19 April 2014

the perrenoud





Yesterday afternoon, Robert & I enjoyed a sunshiny outing. We've no stoop per se, so we borrowed someone else's. We sat on the steps in the shade of a tree (for an hour? two hours?) and we talked about where we should move next year, and about maybe picking up tennis this summer. He admired a bed of daffodils. And we talked about our dream house -- of porches and stoops, and a small backyard, of white walls, of wide windows, and archways, of nooks and crannies, of soft-spoken antiqueness, of history...of dark hardwood floors -- of tiny feet running across them.

And on the way home, we passed this building, which we stopped to admire for a few minutes. The heavy wooden doors, the golden pulls, stained glass, silver-painted radiator -- and the looming white columns, the sun-shaped light fixture. There's a patch of grass that runs around it -- perfect for lounging with a book on summer mornings. I had to look it up, the Perrenoud, when we got home. The building, in the Swallow Hill Historic District, was constructed in 1901 by three sisters -- Adele, Zelie, and R. Louise -- and in its heyday, the building functioned as a sort of private club -- on the lower level was a kitchen with a full time chef, a dining room, a ballroom, staffed laundry, maids and servants. The building still houses a birdcage elevator -- the last functioning one in Denver.

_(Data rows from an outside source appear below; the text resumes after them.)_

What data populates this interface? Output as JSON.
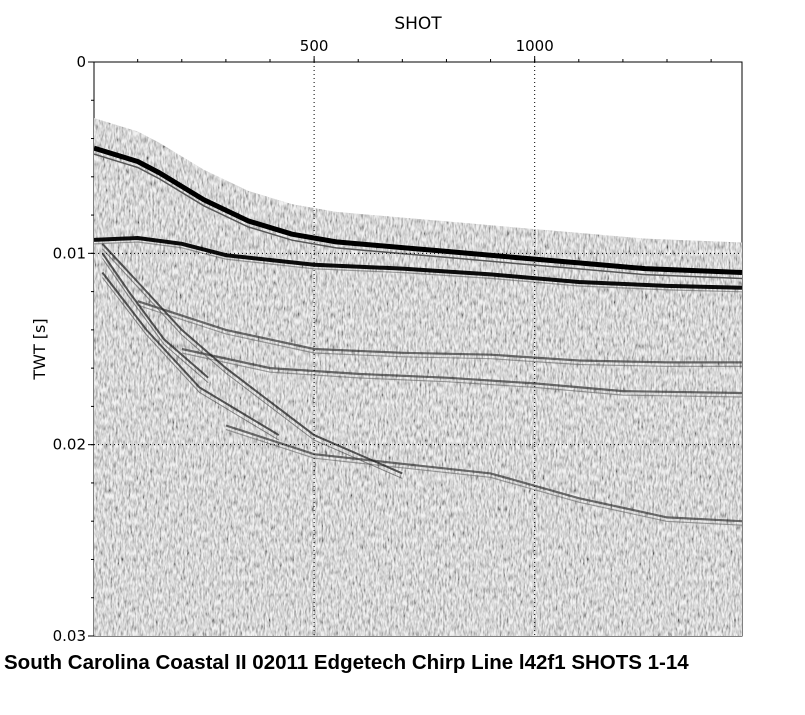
{
  "chart_data": {
    "type": "heatmap",
    "title": "South Carolina Coastal II 02011 Edgetech Chirp Line l42f1 SHOTS 1-14",
    "xlabel": "SHOT",
    "ylabel": "TWT [s]",
    "xlim": [
      1,
      1470
    ],
    "ylim": [
      0,
      0.03
    ],
    "y_inverted": true,
    "x_axis_position": "top",
    "x_ticks": [
      {
        "value": 500,
        "label": "500"
      },
      {
        "value": 1000,
        "label": "1000"
      }
    ],
    "y_ticks": [
      {
        "value": 0,
        "label": "0"
      },
      {
        "value": 0.01,
        "label": "0.01"
      },
      {
        "value": 0.02,
        "label": "0.02"
      },
      {
        "value": 0.03,
        "label": "0.03"
      }
    ],
    "grid": "dotted",
    "colormap": "grayscale",
    "seafloor_twt": {
      "shot": [
        1,
        100,
        150,
        250,
        350,
        450,
        550,
        700,
        800,
        950,
        1100,
        1250,
        1470
      ],
      "twt": [
        0.0045,
        0.0052,
        0.0058,
        0.0072,
        0.0083,
        0.009,
        0.0094,
        0.0097,
        0.0099,
        0.0102,
        0.0105,
        0.0108,
        0.011
      ]
    },
    "reflectors": [
      {
        "shot": [
          1,
          100,
          200,
          300,
          500,
          700,
          900,
          1100,
          1300,
          1470
        ],
        "twt": [
          0.0093,
          0.0092,
          0.0095,
          0.0101,
          0.0106,
          0.0108,
          0.0111,
          0.0115,
          0.0117,
          0.0118
        ]
      },
      {
        "shot": [
          100,
          300,
          500,
          700,
          900,
          1100,
          1300,
          1470
        ],
        "twt": [
          0.0125,
          0.014,
          0.015,
          0.0152,
          0.0153,
          0.0156,
          0.0157,
          0.0157
        ]
      },
      {
        "shot": [
          200,
          400,
          600,
          800,
          1000,
          1200,
          1470
        ],
        "twt": [
          0.015,
          0.016,
          0.0163,
          0.0165,
          0.0168,
          0.0172,
          0.0173
        ]
      },
      {
        "shot": [
          300,
          500,
          700,
          900,
          1100,
          1300,
          1470
        ],
        "twt": [
          0.019,
          0.0205,
          0.021,
          0.0215,
          0.0228,
          0.0238,
          0.024
        ]
      }
    ],
    "dipping_reflectors": [
      {
        "shot": [
          20,
          100,
          200,
          300,
          500,
          700
        ],
        "twt": [
          0.0095,
          0.0115,
          0.014,
          0.016,
          0.0195,
          0.0215
        ]
      },
      {
        "shot": [
          20,
          80,
          160,
          260
        ],
        "twt": [
          0.01,
          0.012,
          0.0145,
          0.0165
        ]
      },
      {
        "shot": [
          20,
          120,
          240,
          420
        ],
        "twt": [
          0.011,
          0.014,
          0.017,
          0.0195
        ]
      }
    ]
  }
}
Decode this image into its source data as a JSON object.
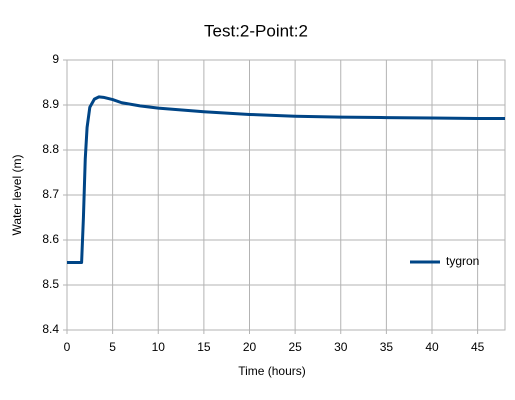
{
  "chart_data": {
    "type": "line",
    "title": "Test:2-Point:2",
    "x_label": "Time (hours)",
    "y_label": "Water level (m)",
    "x": [
      0,
      1.6,
      1.8,
      2,
      2.2,
      2.5,
      3,
      3.5,
      4,
      5,
      6,
      8,
      10,
      15,
      20,
      25,
      30,
      35,
      40,
      45,
      48
    ],
    "series": [
      {
        "name": "tygron",
        "color": "#004586",
        "values": [
          8.55,
          8.55,
          8.65,
          8.78,
          8.85,
          8.895,
          8.913,
          8.918,
          8.917,
          8.912,
          8.905,
          8.898,
          8.893,
          8.885,
          8.879,
          8.875,
          8.873,
          8.872,
          8.871,
          8.87,
          8.87
        ]
      }
    ],
    "xlim": [
      0,
      48
    ],
    "xticks": [
      0,
      5,
      10,
      15,
      20,
      25,
      30,
      35,
      40,
      45
    ],
    "ylim": [
      8.4,
      9
    ],
    "yticks": [
      8.4,
      8.5,
      8.6,
      8.7,
      8.8,
      8.9,
      9
    ],
    "grid": true,
    "legend": "right"
  }
}
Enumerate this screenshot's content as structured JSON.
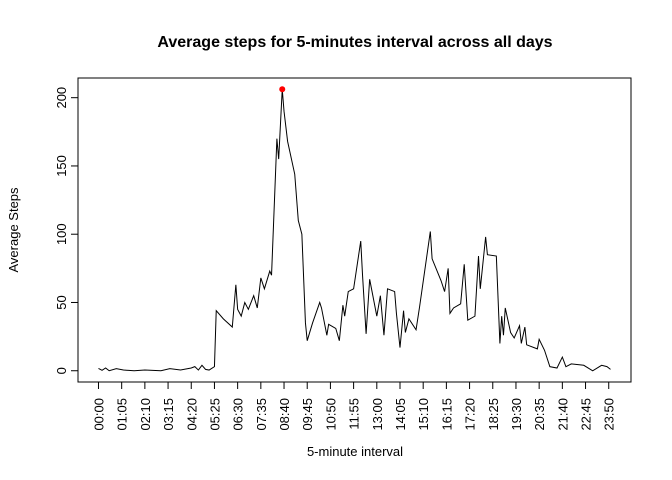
{
  "chart_data": {
    "type": "line",
    "title": "Average steps for 5-minutes interval across all days",
    "x_label": "5-minute interval",
    "y_label": "Average Steps",
    "color": "#000000",
    "highlight_color": "#ff0000",
    "x": [
      0,
      2,
      4,
      6,
      10,
      14,
      20,
      26,
      35,
      40,
      46,
      52,
      54,
      56,
      58,
      60,
      62,
      65,
      66,
      70,
      75,
      77,
      78,
      80,
      82,
      84,
      87,
      89,
      91,
      93,
      96,
      97,
      100,
      101,
      103,
      104,
      106,
      110,
      112,
      114,
      116,
      117,
      120,
      124,
      125,
      128,
      129,
      133,
      135,
      137,
      138,
      140,
      143,
      147,
      148,
      150,
      152,
      156,
      158,
      160,
      162,
      166,
      167,
      169,
      171,
      172,
      174,
      178,
      180,
      186,
      187,
      192,
      194,
      196,
      197,
      199,
      203,
      205,
      207,
      211,
      213,
      214,
      217,
      218,
      223,
      225,
      226,
      227,
      228,
      231,
      233,
      236,
      237,
      239,
      240,
      246,
      247,
      250,
      253,
      257,
      260,
      262,
      265,
      272,
      277,
      282,
      285,
      287
    ],
    "values": [
      1.7,
      0.3,
      2,
      0,
      1.5,
      0.5,
      0,
      0.5,
      0,
      1.5,
      0.5,
      2,
      3,
      0.5,
      4,
      1,
      0.5,
      3,
      44,
      38,
      32,
      63,
      45,
      40,
      50,
      45,
      55,
      46,
      68,
      60,
      73,
      70,
      170,
      155,
      206.17,
      190,
      168,
      144,
      110,
      100,
      35,
      22,
      35,
      50,
      46,
      26,
      34,
      31,
      22,
      48,
      40,
      58,
      60,
      95,
      70,
      27,
      67,
      40,
      55,
      26,
      60,
      58,
      42,
      17,
      44,
      28,
      38,
      30,
      47,
      102,
      82,
      66,
      58,
      75,
      42,
      46,
      49,
      78,
      37,
      40,
      84,
      60,
      98,
      85,
      84,
      20,
      40,
      26,
      46,
      28,
      24,
      33,
      20,
      32,
      19,
      16,
      23,
      15,
      3,
      2,
      10,
      3,
      5,
      4,
      0,
      4,
      3,
      1
    ],
    "xlim": [
      -11.48,
      298.48
    ],
    "ylim": [
      -8.25,
      214.42
    ],
    "yticks": [
      0,
      50,
      100,
      150,
      200
    ],
    "xticks": [
      {
        "value": 0,
        "label": "00:00"
      },
      {
        "value": 13,
        "label": "01:05"
      },
      {
        "value": 26,
        "label": "02:10"
      },
      {
        "value": 39,
        "label": "03:15"
      },
      {
        "value": 52,
        "label": "04:20"
      },
      {
        "value": 65,
        "label": "05:25"
      },
      {
        "value": 78,
        "label": "06:30"
      },
      {
        "value": 91,
        "label": "07:35"
      },
      {
        "value": 104,
        "label": "08:40"
      },
      {
        "value": 117,
        "label": "09:45"
      },
      {
        "value": 130,
        "label": "10:50"
      },
      {
        "value": 143,
        "label": "11:55"
      },
      {
        "value": 156,
        "label": "13:00"
      },
      {
        "value": 169,
        "label": "14:05"
      },
      {
        "value": 182,
        "label": "15:10"
      },
      {
        "value": 195,
        "label": "16:15"
      },
      {
        "value": 208,
        "label": "17:20"
      },
      {
        "value": 221,
        "label": "18:25"
      },
      {
        "value": 234,
        "label": "19:30"
      },
      {
        "value": 247,
        "label": "20:35"
      },
      {
        "value": 260,
        "label": "21:40"
      },
      {
        "value": 273,
        "label": "22:45"
      },
      {
        "value": 286,
        "label": "23:50"
      }
    ]
  }
}
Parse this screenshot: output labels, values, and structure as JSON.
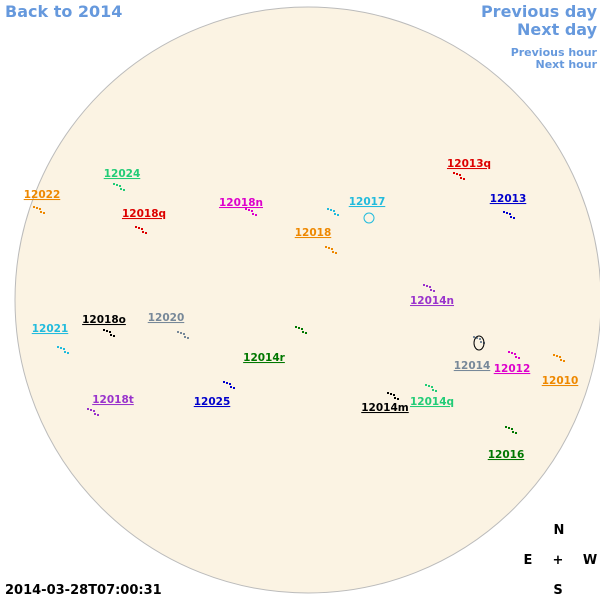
{
  "nav": {
    "back": "Back to 2014",
    "previous_day": "Previous day",
    "next_day": "Next day",
    "previous_hour": "Previous hour",
    "next_hour": "Next hour"
  },
  "regions": [
    {
      "label": "12024",
      "color": "#22cc77"
    },
    {
      "label": "12022",
      "color": "#ee8800"
    },
    {
      "label": "12018q",
      "color": "#dd0000"
    },
    {
      "label": "12018n",
      "color": "#dd00cc"
    },
    {
      "label": "12017",
      "color": "#22bbdd"
    },
    {
      "label": "12018",
      "color": "#ee8800"
    },
    {
      "label": "12013q",
      "color": "#dd0000"
    },
    {
      "label": "12013",
      "color": "#0000cc"
    },
    {
      "label": "12014n",
      "color": "#9933cc"
    },
    {
      "label": "12021",
      "color": "#22bbdd"
    },
    {
      "label": "12018o",
      "color": "#000000"
    },
    {
      "label": "12020",
      "color": "#778899"
    },
    {
      "label": "12014r",
      "color": "#007700"
    },
    {
      "label": "12014",
      "color": "#778899"
    },
    {
      "label": "12012",
      "color": "#dd00cc"
    },
    {
      "label": "12010",
      "color": "#ee8800"
    },
    {
      "label": "12018t",
      "color": "#9933cc"
    },
    {
      "label": "12025",
      "color": "#0000cc"
    },
    {
      "label": "12014m",
      "color": "#000000"
    },
    {
      "label": "12014q",
      "color": "#22cc77"
    },
    {
      "label": "12016",
      "color": "#007700"
    }
  ],
  "compass": {
    "north": "N",
    "east": "E",
    "center": "+",
    "west": "W",
    "south": "S"
  },
  "timestamp": "2014-03-28T07:00:31"
}
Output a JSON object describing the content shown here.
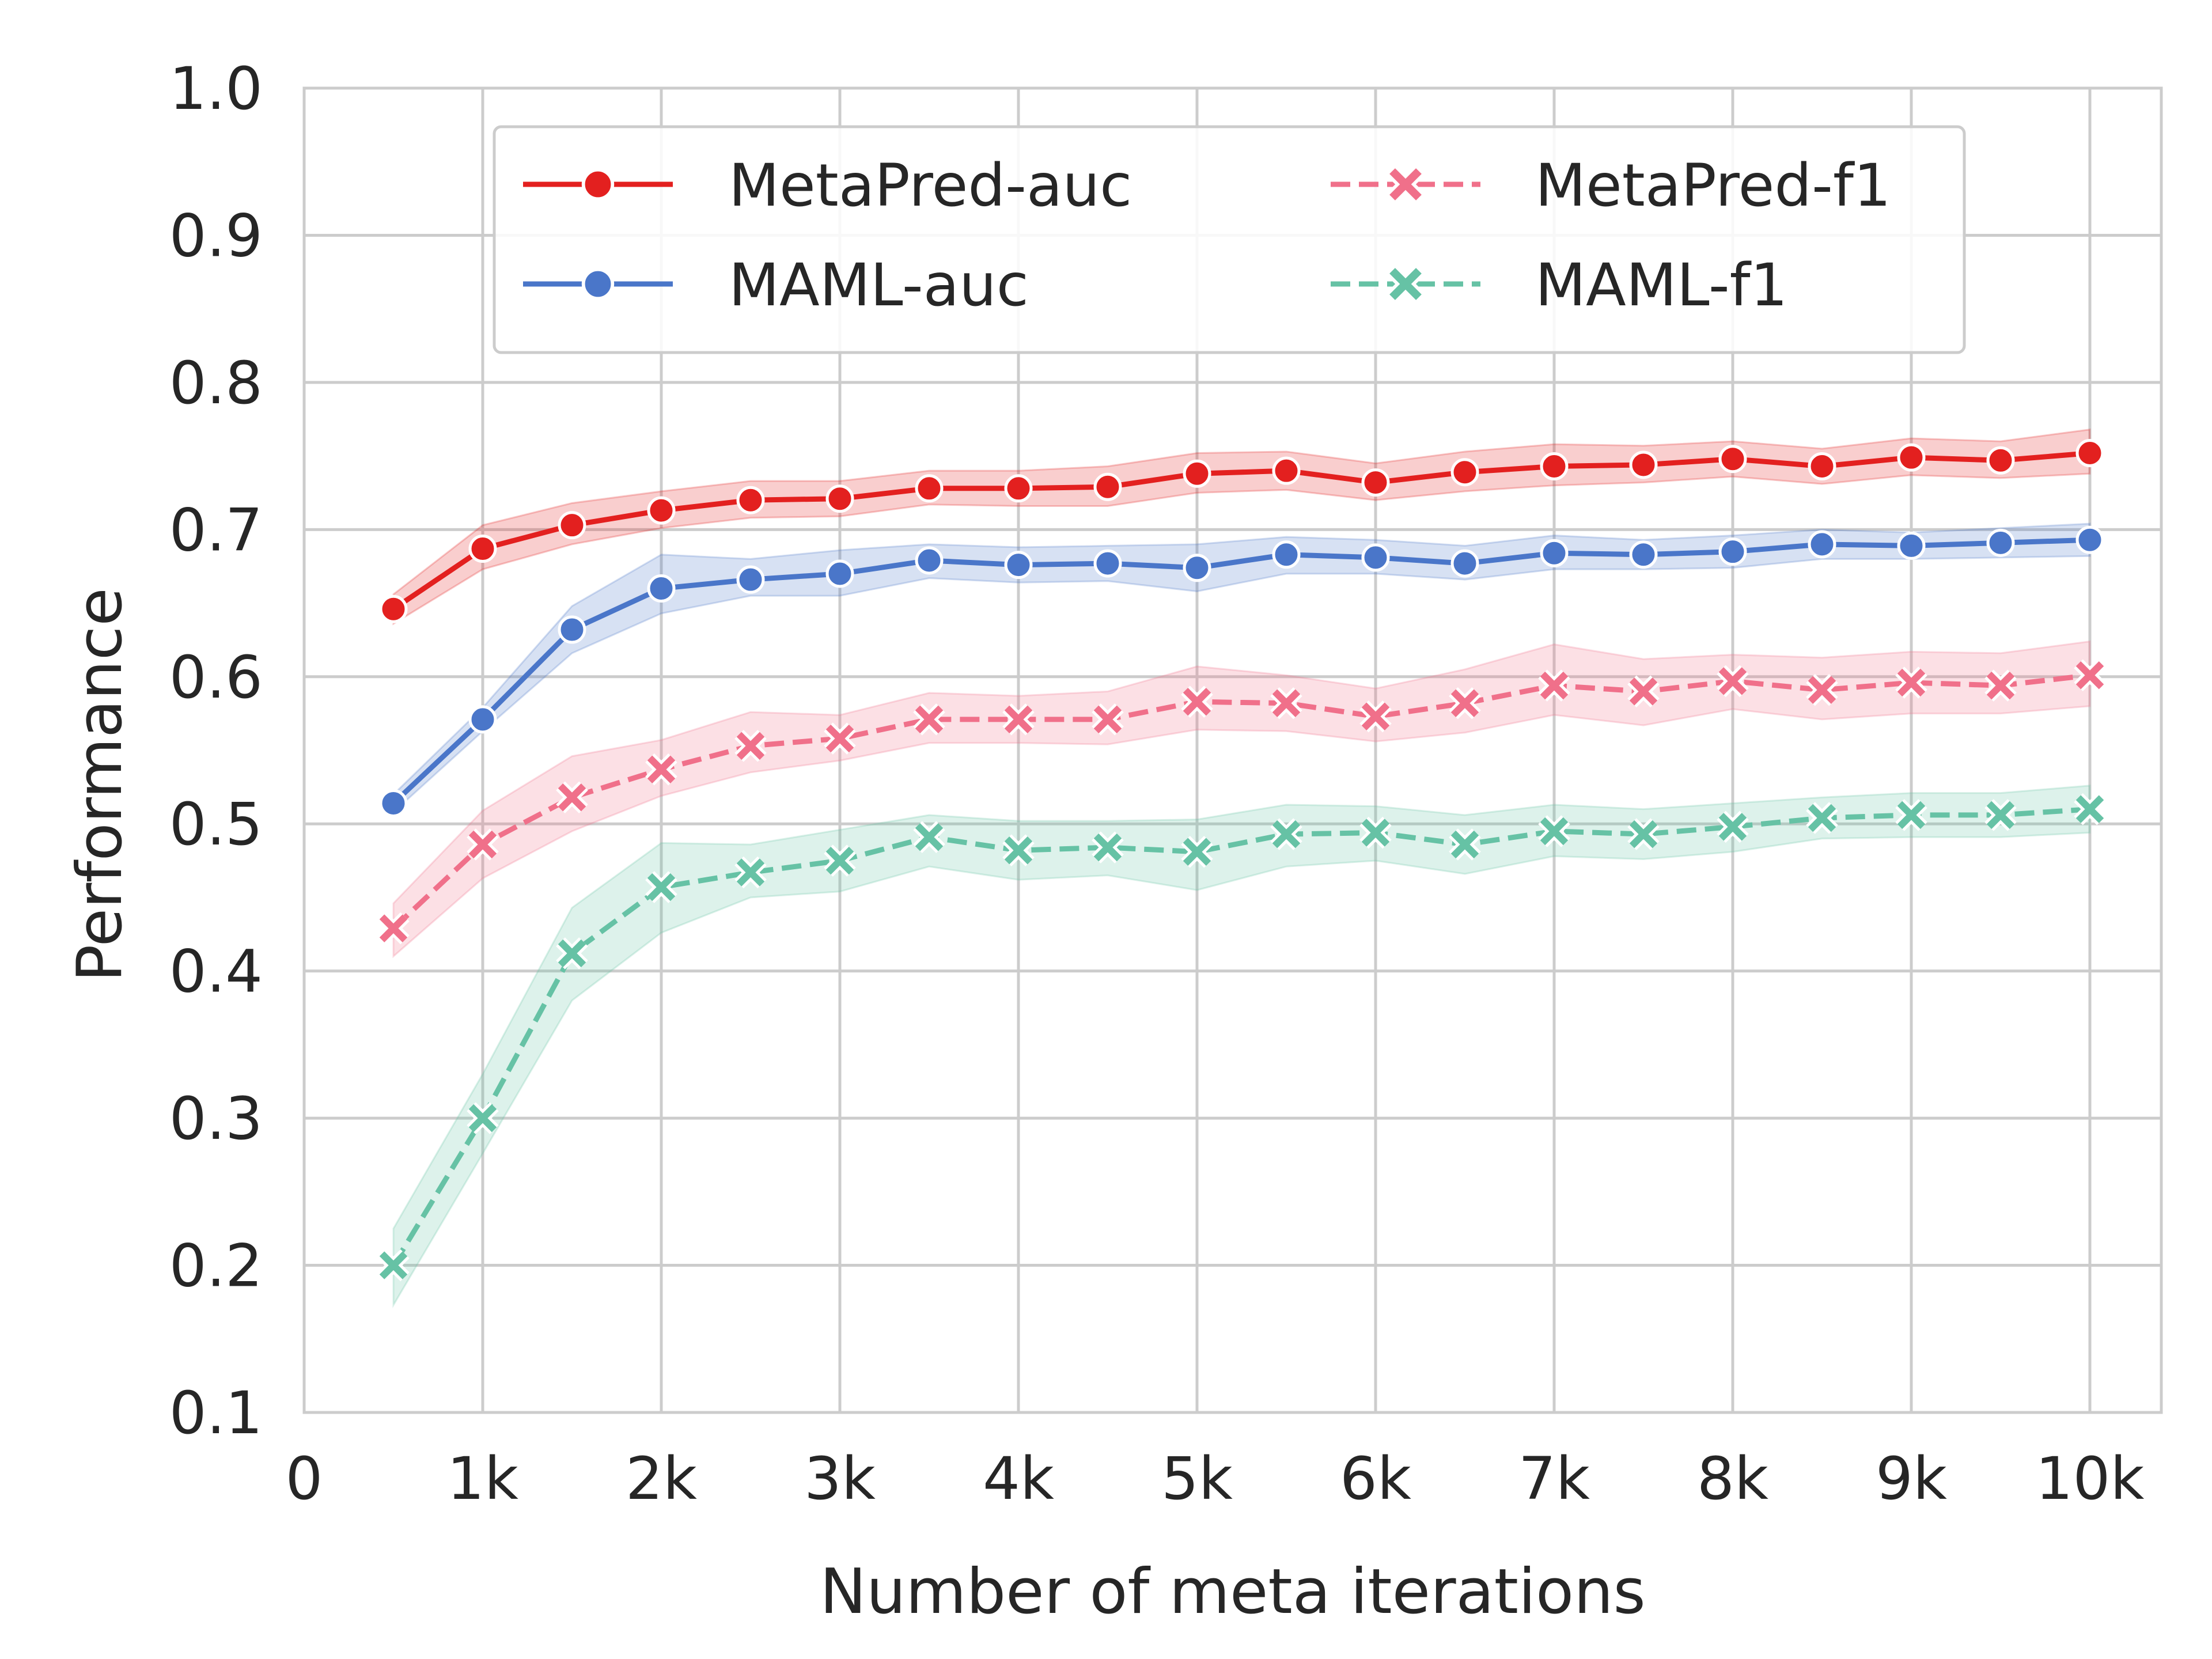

I've a habit of getting all caught up in histories -- I like to hear people's stories, and I like to know the histories of places, of things, too. So there's a bit about the Perrenoud, and how we passed it on a warm Friday in April -- one busy with daydreams.

18 April 2014

temple square


and a special shot, just for my mother-in-law of the garden's flowers in bloom. she loved those bright colors. 


the weekend before last, robbie + i ventured to salt lake city for general conference with robbie's parents, who are LDS. it was a whirlwind 48-hour trip -- and a great time. we loved seeing his parents, and his brother and wife + their little kiddos. i've have watched several of the conferences online, so it was neat to attend a session in person. and that mormon tabernacle choir is out of this world. completely angelic. 

also: i've seen salt lake city's temple square a number of times now, but i gotta say -- she's never looked so pretty than flanked by cherry blossom trees in full bloom. it was rainy with sideswept winds, yes, but worth it to see those trees. maybe it's the inner virginian in me, but cherry blossom trees are everything. oh how i miss spring flowers! all the ones in our neighborhood were swiftly killed off by resurgent winter storms -- just trees and walls with crumpled, white-ish tissue paper looking things. breaks my spring-loving heart. take me where the cherry blossoms bloom, and my heart's forever yours. 

17 April 2014

mountain treasures


This is the kind of thing that happens in Colorado all. the. time. You're driving someplace, and you take a spontaneous turn just to see what's down there. And then you find yourself in a place like this. Colorado is full, full, full of goldmines i tell ya. That's how Robert + two friends + I found ourselves at this gem (harhar) of a place -- the Pikes Peak Rock Shop in Cascade, CO. (Look it up if you are ever in town -- just minutes from Garden of the Gods in Colorado Springs!)

The shop is packed full of goodies -- rocks + minerals, Southwestern silver, and Native American crafted goods. We departed with a small dreamcatcher, and dingdingding! A Himalayan salt rock lamp! Which you might know I've been pining after. (I'll share more about the lamp later.)